Published
I am an external evaluator for several SNFs in CT.
I am seeing a disturbing trend in the numbers of patients the facilities are sending to the ED.
In most cases, the patient developed AMS and was sent to the ED. There they were dxd with UTI. Admitted and put on IV abts and IV fluids.
The buildings believe this is good nursing care if the patient is admitted. However, in fact, the hospitals feel a lack of confidence in the facility's ability to care for the patient if they are sending them out for a UTI.
When I worked on the floor (not too long ago!) if a patient developed AMS, I did a set of vitals, dipped their urine and checked a BG. If the urine was +, I would send for C&S, call the MD, report the vitals and results of the dip and get an order for a PO Abt to cover until the cultures came back.

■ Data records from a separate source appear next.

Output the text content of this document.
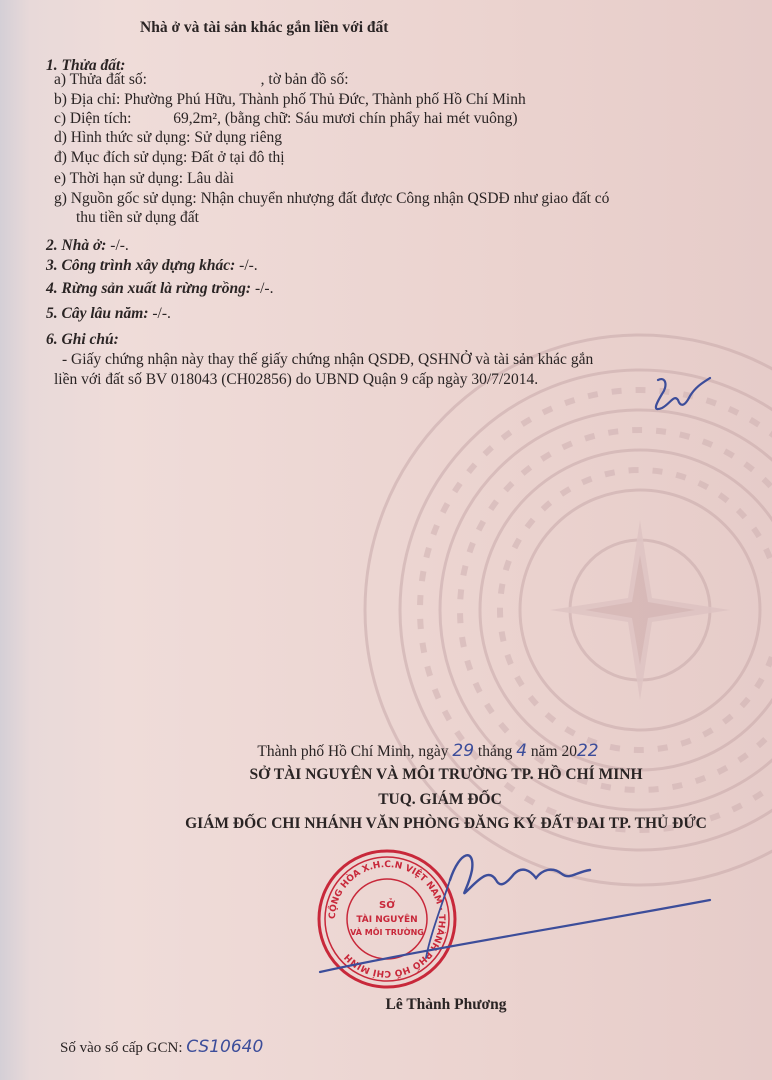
Nhà ở và tài sản khác gắn liền với đất
1. Thửa đất:
a) Thửa đất số:	, tờ bản đồ số:
b) Địa chỉ: Phường Phú Hữu, Thành phố Thủ Đức, Thành phố Hồ Chí Minh
c) Diện tích:	69,2m², (bằng chữ: Sáu mươi chín phẩy hai mét vuông)
d) Hình thức sử dụng: Sử dụng riêng
đ) Mục đích sử dụng: Đất ở tại đô thị
e) Thời hạn sử dụng: Lâu dài
g) Nguồn gốc sử dụng: Nhận chuyển nhượng đất được Công nhận QSDĐ như giao đất có
thu tiền sử dụng đất
2. Nhà ở: -/-.
3. Công trình xây dựng khác: -/-.
4. Rừng sản xuất là rừng trồng: -/-.
5. Cây lâu năm: -/-.
6. Ghi chú:
- Giấy chứng nhận này thay thế giấy chứng nhận QSDĐ, QSHNỞ và tài sản khác gắn
liền với đất số BV 018043 (CH02856) do UBND Quận 9 cấp ngày 30/7/2014.
Thành phố Hồ Chí Minh, ngày 29 tháng 4 năm 2022
SỞ TÀI NGUYÊN VÀ MÔI TRƯỜNG TP. HỒ CHÍ MINH
TUQ. GIÁM ĐỐC
GIÁM ĐỐC CHI NHÁNH VĂN PHÒNG ĐĂNG KÝ ĐẤT ĐAI TP. THỦ ĐỨC
CỘNG HÒA X.H.C.N VIỆT NAM · THÀNH PHỐ HỒ CHÍ MINH
SỞ
TÀI NGUYÊN
VÀ MÔI TRƯỜNG
Lê Thành Phương
Số vào sổ cấp GCN: CS10640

If the patient's mental status didn't improve within 24 hours, I'd reassess and send out as needed.
We have the ability to do IV abts, IV fluids, portable xray, IM Lasix, IM Haldol etc in our buildings. In my humble opinion there is a lot more they could be handling in the facility that they are referring to the ED.
How are you guys managing this kind of thing? Is this a QA issue? Our corporation is small and there is no one overseeing the DNS in each building. How does this lowly evaluator present this to the administrators/DNS without them feeling defensive?